TRIBUNNEWS.COM – Jumlah korban tewas akibat serangan Israel di kamp pengungsi Rafah yang disebut-sebut sebagai kawasan aman bertambah dari 45 orang menjadi sedikitnya 50 orang.
Melansir PressTV, organisasi amal ActionAid asal Inggris melaporkan jumlah korban meninggal pada Minggu (26/5/2024).
Pada dini hari tadi, pesawat tempur Israel menembakkan 8 rudal ke beberapa pemukiman sementara yang menampung pengungsi Palestina.
“Pemukiman ini seharusnya menjadi tempat berlindung yang aman bagi warga sipil yang tidak bersalah, namun mereka justru menjadi sasaran kekerasan,” kata kelompok tersebut.

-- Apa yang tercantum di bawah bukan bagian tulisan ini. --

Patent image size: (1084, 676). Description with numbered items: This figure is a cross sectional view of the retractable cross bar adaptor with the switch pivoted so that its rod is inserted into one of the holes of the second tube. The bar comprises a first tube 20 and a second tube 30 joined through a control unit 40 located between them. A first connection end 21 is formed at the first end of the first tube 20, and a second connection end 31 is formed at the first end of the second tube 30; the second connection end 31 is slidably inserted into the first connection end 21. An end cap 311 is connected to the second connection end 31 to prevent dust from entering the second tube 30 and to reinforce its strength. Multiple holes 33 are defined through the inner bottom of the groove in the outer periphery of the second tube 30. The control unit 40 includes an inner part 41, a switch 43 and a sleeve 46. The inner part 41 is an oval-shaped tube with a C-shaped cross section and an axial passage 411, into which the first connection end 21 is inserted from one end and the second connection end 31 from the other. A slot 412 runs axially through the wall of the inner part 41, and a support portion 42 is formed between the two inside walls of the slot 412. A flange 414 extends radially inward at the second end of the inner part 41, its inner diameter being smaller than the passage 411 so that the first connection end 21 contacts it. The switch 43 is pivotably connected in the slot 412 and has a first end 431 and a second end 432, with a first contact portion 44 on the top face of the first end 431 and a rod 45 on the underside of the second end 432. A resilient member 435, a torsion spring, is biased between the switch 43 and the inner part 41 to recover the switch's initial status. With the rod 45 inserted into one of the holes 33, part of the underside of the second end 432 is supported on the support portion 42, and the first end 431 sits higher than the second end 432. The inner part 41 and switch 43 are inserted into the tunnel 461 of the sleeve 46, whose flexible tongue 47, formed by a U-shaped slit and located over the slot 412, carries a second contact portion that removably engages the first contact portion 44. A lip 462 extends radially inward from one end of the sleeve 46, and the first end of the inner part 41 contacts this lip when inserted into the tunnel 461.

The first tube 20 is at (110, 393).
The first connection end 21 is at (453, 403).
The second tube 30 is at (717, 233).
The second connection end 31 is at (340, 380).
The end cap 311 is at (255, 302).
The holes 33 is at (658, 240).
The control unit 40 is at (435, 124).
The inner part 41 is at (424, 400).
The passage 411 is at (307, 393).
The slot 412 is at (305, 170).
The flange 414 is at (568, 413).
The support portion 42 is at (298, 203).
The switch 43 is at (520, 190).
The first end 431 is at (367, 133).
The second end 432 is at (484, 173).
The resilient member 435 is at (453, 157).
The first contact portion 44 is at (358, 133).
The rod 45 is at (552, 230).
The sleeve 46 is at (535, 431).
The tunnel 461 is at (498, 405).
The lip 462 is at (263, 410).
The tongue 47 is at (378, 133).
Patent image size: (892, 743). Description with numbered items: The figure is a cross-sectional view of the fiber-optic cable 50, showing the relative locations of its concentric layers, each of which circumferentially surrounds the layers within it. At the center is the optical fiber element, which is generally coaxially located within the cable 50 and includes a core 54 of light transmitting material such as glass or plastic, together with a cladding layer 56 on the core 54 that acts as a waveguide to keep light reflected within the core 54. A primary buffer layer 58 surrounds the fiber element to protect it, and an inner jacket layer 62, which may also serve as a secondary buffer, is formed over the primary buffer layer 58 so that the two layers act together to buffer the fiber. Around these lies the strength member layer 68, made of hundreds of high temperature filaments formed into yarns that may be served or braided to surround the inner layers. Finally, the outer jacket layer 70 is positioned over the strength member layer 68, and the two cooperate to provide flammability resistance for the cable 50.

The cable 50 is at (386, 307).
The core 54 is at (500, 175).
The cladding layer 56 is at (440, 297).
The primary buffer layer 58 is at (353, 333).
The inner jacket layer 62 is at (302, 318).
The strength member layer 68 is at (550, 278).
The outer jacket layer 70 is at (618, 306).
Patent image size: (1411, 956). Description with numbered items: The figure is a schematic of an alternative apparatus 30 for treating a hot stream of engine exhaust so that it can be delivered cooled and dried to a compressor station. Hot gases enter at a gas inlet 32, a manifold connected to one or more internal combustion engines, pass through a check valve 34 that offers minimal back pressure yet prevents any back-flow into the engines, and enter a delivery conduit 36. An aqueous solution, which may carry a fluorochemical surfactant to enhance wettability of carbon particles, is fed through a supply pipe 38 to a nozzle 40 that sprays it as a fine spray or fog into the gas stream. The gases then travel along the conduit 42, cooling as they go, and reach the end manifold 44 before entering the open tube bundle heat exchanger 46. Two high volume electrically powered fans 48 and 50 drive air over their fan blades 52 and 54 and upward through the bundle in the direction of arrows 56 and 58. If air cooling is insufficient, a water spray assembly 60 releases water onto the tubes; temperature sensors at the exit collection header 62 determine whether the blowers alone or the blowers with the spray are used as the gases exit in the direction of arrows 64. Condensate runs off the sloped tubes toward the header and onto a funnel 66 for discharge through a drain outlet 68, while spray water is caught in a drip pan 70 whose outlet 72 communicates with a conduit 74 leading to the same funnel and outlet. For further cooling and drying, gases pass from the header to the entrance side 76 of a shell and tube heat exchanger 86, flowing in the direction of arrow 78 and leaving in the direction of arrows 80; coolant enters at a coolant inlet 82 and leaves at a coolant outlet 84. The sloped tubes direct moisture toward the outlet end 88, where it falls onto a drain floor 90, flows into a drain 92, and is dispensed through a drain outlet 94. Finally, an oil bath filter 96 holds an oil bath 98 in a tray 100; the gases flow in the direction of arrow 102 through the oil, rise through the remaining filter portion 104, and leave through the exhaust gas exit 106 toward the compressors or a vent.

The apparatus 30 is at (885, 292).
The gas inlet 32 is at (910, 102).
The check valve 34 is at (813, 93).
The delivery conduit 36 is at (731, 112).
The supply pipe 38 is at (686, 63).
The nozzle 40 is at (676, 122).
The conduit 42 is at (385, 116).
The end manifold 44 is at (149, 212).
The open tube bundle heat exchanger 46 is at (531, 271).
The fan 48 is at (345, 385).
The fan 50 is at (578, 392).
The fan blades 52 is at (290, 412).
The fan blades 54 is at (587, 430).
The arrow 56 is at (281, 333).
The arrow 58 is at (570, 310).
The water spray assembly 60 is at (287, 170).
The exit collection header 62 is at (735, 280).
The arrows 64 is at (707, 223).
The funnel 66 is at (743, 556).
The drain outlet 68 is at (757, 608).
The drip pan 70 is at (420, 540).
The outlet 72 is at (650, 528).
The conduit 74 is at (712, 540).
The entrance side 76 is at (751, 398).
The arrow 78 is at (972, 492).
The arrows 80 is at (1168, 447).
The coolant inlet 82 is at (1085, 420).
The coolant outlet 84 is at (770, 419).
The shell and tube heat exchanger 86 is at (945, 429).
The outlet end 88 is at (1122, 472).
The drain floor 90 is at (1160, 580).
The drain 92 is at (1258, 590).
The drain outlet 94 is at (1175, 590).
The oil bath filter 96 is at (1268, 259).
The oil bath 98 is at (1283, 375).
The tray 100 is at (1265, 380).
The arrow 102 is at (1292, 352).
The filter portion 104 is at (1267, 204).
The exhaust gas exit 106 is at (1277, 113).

“Anak-anak, perempuan dan laki-laki dibakar sampai mati di bawah tenda dan tempat berlindung mereka.”
Bereaksi terhadap pembantaian tersebut, kelompok militan Palestina Hamas menyebutnya sebagai keputusan Mahkamah Internasional yang “mengerikan”. Warga Palestina berkumpul di lokasi serangan Israel terhadap kamp pengungsi di Rafah pada 27 Mei 2024, saat pertempuran berlanjut antara Israel dan kelompok Palestina Hamas. (Foto oleh Eyad BABA / AFP)
Pengadilan Kriminal Internasional (ICJ) telah memerintahkan pemerintah Israel untuk menghentikan serangan udara di Rafah.
Hamas telah meminta semua pihak, terutama Mesir, untuk memberikan tekanan pada pemerintah ilegal Israel untuk mengakhiri pendudukannya di penyeberangan Rafah.
Penyeberangan Rafah merupakan perlintasan perbatasan langsung dengan Mesir dan berfungsi sebagai pintu masuk utama barang-barang penting ke Gaza.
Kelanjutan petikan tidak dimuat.